Société Générale Group is considering a consolidation of two key subsidiary banks, a merger that could boost the firm’s retail lending business as it seeks to rebound from surprise losses in the first half of the year.
The Paris-based firm said Wednesday that it has launched a study to assess the possibility of merging its two French banking networks, Crédit du Nord and Société Générale. The lender is mulling its next steps following heavy first-half losses, a management shake-up and questions about CEO Frédéric Oudéa’s future at France’s third-largest bank.
Société Générale said the study would investigate how the bank could structure the combined retail unit in order to strengthen decision-making power at the local level and bring services closer to more of its clients, features that the bank said could make it more profitable.
Sébastien Proto, deputy general manager of French retail banking for Société Générale Group, will finish the review by the end of November, the lender said.
According to Société Générale, the proposed merger would yield a unified retail bank with 10 million clients and “renewed ambition” for greater efficiency. The lender would accelerate Société Générale’s digital strategy and improve services for its individual and corporate clients, it said.
It would also capitalize on “strong complementarity” between Crédit du Nord’s and Société Générale’s geographic footprints, the bank added. The two networks have more than 2,400 branch locations between them, with Société Générale’s concentrated mainly in cities and Crédit du Nord’s mostly outside of France’s metro areas.

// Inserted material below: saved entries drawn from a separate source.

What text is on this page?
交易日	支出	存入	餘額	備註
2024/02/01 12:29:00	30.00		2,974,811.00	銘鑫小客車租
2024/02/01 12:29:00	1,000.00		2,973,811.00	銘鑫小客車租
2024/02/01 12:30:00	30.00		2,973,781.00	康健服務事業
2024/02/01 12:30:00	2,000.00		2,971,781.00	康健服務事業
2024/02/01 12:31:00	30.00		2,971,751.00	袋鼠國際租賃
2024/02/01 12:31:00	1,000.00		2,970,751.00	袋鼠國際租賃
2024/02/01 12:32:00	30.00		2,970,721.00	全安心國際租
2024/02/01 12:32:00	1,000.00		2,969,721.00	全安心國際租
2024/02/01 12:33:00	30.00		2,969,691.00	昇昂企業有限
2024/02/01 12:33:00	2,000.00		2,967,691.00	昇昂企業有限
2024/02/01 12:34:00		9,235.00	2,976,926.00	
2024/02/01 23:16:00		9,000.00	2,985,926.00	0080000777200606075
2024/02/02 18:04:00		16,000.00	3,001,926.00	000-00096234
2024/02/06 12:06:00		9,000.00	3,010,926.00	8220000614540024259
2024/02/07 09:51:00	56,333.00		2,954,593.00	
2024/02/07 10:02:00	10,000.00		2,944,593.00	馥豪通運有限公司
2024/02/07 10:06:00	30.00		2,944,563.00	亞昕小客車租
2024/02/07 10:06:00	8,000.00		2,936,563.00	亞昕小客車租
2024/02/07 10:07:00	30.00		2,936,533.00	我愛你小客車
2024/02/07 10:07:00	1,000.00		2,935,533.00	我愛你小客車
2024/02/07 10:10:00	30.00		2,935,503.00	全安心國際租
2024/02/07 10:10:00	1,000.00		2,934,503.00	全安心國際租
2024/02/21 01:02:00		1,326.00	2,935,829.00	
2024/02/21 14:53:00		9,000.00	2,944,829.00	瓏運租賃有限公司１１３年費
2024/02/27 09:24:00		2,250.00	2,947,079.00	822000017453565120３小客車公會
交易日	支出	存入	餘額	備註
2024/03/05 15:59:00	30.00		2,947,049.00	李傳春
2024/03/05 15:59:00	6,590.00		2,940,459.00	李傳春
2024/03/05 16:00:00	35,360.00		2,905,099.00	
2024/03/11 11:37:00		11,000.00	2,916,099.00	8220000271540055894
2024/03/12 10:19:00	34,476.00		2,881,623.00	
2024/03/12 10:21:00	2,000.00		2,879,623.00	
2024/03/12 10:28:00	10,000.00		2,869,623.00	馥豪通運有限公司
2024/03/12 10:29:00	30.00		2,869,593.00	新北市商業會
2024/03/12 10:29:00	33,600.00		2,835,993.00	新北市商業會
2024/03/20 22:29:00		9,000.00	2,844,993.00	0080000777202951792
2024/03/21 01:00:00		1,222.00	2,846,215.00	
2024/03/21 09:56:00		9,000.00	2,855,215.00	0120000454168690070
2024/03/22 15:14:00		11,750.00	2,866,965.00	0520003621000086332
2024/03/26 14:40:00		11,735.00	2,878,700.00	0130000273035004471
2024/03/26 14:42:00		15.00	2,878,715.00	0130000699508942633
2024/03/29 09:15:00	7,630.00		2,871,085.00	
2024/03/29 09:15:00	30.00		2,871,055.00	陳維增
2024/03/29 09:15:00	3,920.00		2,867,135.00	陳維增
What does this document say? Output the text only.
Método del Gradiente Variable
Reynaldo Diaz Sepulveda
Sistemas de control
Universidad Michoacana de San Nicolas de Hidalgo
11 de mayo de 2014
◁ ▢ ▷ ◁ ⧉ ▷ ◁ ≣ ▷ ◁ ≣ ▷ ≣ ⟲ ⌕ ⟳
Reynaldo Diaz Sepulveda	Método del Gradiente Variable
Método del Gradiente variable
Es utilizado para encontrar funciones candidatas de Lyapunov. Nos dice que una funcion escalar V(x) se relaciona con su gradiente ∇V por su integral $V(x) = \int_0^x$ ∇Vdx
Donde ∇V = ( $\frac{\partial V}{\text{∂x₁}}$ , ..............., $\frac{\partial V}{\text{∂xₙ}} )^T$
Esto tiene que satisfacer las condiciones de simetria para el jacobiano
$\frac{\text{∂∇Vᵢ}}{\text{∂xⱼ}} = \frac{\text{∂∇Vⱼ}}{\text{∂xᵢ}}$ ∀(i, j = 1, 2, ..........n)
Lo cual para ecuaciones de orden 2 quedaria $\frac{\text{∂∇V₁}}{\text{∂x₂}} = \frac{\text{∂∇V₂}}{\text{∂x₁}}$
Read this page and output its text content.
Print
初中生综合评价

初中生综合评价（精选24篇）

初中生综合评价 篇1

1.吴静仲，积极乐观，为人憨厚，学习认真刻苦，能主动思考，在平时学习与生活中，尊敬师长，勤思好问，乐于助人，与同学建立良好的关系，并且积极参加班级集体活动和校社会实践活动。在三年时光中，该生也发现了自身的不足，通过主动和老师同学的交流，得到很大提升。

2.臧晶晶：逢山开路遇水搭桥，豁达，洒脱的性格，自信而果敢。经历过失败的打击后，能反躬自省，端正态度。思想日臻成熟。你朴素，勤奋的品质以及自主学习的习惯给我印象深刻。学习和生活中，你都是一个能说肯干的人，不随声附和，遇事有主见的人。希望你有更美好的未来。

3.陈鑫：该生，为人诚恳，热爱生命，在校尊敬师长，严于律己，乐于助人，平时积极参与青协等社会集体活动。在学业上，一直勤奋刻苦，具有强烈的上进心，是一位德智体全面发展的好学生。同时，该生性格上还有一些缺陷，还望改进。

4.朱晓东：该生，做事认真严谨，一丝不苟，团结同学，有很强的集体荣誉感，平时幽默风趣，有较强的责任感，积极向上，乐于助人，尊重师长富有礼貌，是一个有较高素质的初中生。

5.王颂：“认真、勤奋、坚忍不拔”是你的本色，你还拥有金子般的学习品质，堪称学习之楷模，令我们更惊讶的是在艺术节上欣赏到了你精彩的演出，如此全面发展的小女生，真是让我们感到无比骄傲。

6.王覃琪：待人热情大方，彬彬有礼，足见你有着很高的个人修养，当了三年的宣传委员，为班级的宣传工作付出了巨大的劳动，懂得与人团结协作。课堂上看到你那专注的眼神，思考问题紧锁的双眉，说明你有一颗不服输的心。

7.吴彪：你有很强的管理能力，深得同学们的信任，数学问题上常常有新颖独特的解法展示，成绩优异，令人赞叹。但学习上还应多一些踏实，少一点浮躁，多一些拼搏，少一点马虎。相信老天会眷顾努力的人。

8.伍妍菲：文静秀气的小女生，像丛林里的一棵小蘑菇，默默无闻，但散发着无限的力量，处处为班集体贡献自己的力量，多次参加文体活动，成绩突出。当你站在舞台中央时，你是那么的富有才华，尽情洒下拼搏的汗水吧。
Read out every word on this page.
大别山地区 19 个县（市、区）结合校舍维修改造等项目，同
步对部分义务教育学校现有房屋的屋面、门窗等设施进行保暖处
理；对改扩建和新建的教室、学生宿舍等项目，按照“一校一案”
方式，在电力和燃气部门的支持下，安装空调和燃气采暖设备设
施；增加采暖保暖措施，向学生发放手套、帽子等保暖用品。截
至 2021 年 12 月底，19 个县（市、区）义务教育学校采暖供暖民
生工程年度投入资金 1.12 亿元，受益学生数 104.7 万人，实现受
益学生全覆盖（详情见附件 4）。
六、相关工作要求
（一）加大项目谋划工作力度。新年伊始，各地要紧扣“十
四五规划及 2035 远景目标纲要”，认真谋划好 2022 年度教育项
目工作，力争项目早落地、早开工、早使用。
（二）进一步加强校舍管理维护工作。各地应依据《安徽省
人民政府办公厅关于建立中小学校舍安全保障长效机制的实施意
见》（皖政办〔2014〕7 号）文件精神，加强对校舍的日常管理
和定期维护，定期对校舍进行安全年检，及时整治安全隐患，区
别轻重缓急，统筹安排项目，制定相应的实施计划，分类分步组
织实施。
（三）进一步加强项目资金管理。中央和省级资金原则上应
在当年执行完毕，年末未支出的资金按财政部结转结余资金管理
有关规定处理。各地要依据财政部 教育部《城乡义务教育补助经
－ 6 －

“In the current demanding environment, [Société Générale] Group is actively preparing the next stage of its strategy with the new general management team” to speed up restructuring initiatives and strengthen the business model of a diversified banking group, Oudéa said.
French retail banking accounts for a third of overall revenue at Société Générale, Reuters reported.
The lender reshuffled much of its senior management following a surprise EUR 1.26 billion ($1.48 billion) loss in the second quarter, its worst showing since 2008. In response, Oudéa said Société Générale would cut back on risk-taking structured equities products and cut EUR 450 million ($529 million) in costs by 2022.
That cost-cutting pledge has since landed the chief executive in hot water with unions and politicians representing Société Générale employees, who are reportedly concerned that the proposed bank consolidation might mean layoffs are coming.
According to Société Générale, the two subsidiaries employ a total of about 28,900 people.
Oudéa may also be at risk of losing his post atop the lender. His term as CEO officially ends in 2023, but Bloomberg reported that an ouster could happen before then if recent changes don’t turn the business around.